Jacob Pfau comments on Unexploitable search: blocking malicious use of free parameters

Jacob Pfau 21 May 2025 23:34 UTC
LW: 2 AF: 2
0
AF
I think KL to an imitator, or base model, would be good to enforce as well! ~~It is an action space metric though and so shares the problems we raise about action-space entropy penalties~~ (edit: Ryan’s proposal is different from what I had assumed) Would definitely be valuable to see an empirical head to head here regardless.
- ryan_greenblatt 22 May 2025 0:04 UTC
  LW: 2 AF: 2
  0
  AF Parent
  I don’t agree it shares these problems any more than the proposal you disucss shares these problems:
  
  However, in practice, such methods run into two obstacles. First, we expect solving for optimal max-entropy policies is intractable in most cases, so properties of the optima are not sufficient to argue for safety. Second, away from optima, entropy can be increased without improving safety – e.g. in the case of token-space entropy, by increasing entropy over variable-name choice.
  
  I don’t love KL to a base model because we might be worried the base model is scheming or if not likely to be scheming it might be much less capable than humans.

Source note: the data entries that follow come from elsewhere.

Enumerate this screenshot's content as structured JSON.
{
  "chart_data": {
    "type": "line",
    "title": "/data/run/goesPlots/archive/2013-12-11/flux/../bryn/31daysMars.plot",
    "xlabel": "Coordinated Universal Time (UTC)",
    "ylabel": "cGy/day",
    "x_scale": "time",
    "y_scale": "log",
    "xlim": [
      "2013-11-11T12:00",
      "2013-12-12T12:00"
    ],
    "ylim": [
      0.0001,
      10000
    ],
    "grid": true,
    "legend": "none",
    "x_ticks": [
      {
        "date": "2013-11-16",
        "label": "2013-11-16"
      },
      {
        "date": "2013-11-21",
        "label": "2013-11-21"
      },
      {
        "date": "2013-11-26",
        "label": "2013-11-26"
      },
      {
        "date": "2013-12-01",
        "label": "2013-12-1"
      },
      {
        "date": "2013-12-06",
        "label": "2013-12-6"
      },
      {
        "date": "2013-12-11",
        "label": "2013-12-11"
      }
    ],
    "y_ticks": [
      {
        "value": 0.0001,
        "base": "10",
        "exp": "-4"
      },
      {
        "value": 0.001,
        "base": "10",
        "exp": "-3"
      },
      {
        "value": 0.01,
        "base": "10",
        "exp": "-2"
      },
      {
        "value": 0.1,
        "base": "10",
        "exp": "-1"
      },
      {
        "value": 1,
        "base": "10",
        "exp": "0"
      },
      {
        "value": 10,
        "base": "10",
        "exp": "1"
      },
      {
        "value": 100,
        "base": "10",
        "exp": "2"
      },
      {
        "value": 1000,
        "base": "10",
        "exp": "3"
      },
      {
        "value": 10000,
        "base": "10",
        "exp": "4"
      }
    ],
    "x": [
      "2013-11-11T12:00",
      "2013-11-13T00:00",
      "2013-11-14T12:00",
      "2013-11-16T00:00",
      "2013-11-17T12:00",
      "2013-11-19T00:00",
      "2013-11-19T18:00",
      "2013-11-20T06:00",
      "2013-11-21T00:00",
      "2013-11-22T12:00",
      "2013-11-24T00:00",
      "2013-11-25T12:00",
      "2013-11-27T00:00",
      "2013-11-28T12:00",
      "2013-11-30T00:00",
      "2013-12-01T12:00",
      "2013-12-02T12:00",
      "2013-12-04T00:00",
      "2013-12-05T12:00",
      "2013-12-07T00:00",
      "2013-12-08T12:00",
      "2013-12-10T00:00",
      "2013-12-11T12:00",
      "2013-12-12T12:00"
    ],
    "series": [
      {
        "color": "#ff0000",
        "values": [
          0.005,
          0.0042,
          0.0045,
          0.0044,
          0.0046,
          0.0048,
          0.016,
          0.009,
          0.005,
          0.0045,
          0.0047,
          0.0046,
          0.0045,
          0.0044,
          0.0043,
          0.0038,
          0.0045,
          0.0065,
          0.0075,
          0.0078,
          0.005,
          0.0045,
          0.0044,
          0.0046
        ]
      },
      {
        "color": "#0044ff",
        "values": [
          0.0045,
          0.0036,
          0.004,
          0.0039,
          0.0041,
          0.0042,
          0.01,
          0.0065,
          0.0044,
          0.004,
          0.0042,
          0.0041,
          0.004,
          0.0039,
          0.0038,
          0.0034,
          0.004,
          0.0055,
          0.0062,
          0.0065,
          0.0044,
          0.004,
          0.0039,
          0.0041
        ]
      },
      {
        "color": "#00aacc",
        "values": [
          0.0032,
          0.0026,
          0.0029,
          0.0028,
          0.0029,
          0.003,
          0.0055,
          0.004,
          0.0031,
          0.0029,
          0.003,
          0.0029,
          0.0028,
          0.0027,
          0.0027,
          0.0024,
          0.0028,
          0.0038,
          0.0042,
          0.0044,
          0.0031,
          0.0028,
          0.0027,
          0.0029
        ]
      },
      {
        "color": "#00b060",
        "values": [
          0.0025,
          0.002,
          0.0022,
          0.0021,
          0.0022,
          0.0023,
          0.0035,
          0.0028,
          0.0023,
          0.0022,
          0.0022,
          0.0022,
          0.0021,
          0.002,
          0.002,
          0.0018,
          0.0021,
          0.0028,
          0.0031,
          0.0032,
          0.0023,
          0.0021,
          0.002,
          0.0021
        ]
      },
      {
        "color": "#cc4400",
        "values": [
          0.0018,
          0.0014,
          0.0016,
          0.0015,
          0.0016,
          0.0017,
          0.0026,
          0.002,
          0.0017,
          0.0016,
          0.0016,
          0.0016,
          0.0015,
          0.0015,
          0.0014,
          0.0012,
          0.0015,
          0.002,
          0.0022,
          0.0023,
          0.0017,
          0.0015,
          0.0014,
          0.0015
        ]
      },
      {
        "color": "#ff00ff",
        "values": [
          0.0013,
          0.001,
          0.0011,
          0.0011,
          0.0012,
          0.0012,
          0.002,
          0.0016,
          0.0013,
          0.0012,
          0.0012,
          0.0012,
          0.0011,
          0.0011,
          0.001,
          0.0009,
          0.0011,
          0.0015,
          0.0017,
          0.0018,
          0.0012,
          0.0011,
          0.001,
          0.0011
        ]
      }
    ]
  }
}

  - Jacob Pfau 22 May 2025 11:40 UTC
    LW: 1 AF: 1
    0
    AF Parent
    Thanks for the push, I previously didn’t click through to your post, and after doing so I realized you’re suggesting something different from what I’d assumed.
    
    From a skim the immediate concerns with your Dagger-like RL setup is that you are bottlenecked past human capability level and you introduce a new need for online sampling from humans—as you mention in the post. For the AI R&D setting (AGI-level capabilities) I have in mind, these are not affordances I want to assume we have.
    
    If, counterfactually, we went ahead with assuming cheap access to sufficiently capable humans, then I could imagine being convinced the linked method is preferrable. Two points that seem relevant for your method: (1) Sample efficiency of your method w.r.t. the human demonstrations. (2) Time complexity of training away malign initialization (e.g. the first solution found imports in the first chunk an insecure package).